The US Federal Reserve said it would begin funneling proceeds from its maturing mortgage bonds into longer-term government debt in an effort to support a sputtering economic recovery.
The Fed, which left benchmark overnight interest rates steady in a zero to 0.25% range, also renewed its pledge to keep them low for an extended period, as widely expected.
The decision to reinvest mortgage bond proceeds represents a significant policy shift for the Fed that just a few months ago had been avidly debating an exit strategy from the extraordinary stimulus delivered during the financial crisis.
Today's move was somewhat surprising. Although many analysts and investors had expected the Fed to announce it was reinvesting the mortgage proceeds, most had thought it would buy more mortgage debt instead of government bonds.
In a statement at the end of a one-day meeting, Fed officials also offered a more gloomy outlook for the economy, saying the recovery in output and employment 'has slowed in recent months'.

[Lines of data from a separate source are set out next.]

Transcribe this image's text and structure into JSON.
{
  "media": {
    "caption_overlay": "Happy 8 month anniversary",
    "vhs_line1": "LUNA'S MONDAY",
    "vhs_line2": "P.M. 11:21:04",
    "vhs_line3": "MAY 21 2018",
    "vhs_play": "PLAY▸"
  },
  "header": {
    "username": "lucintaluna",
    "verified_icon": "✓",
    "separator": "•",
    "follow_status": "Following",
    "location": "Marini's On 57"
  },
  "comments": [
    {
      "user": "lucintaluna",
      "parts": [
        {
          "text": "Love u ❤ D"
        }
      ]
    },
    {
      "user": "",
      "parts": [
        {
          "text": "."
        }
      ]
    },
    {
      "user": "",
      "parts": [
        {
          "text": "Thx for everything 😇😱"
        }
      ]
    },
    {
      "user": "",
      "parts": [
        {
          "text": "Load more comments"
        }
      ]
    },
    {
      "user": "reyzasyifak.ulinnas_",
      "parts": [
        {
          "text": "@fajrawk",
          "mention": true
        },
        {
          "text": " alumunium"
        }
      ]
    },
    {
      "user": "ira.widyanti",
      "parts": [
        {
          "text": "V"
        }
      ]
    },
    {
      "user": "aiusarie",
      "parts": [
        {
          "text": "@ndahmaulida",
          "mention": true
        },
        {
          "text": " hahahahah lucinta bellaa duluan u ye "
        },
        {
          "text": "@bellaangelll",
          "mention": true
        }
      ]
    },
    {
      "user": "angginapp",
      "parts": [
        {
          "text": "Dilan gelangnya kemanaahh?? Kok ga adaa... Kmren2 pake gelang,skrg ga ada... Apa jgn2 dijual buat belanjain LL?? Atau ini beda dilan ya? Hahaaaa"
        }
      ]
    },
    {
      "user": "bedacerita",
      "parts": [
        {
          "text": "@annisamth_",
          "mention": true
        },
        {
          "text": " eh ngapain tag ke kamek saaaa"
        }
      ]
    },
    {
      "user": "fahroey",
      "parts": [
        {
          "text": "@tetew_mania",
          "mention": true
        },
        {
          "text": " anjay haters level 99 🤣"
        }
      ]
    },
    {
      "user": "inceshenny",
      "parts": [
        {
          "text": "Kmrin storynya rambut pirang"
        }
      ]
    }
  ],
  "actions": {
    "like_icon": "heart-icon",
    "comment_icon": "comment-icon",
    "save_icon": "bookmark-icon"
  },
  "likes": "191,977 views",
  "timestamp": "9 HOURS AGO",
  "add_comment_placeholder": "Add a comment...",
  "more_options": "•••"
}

When it last met in late June, it said the recovery was 'proceeding'.
Data has been decidedly weak since the US central bank's last meeting in late June. Consumer spending has softened and manufacturing appears to be losing steam. The unemployment rate, meanwhile, is stuck at 9.5%.
With US interest rates already effectively at zero, the central bank has run out of easy policy options. Top Fed officials argue, however, they can do more to fight renewed economic weakness, including reinvesting proceeds from maturing mortgage bonds back into that market.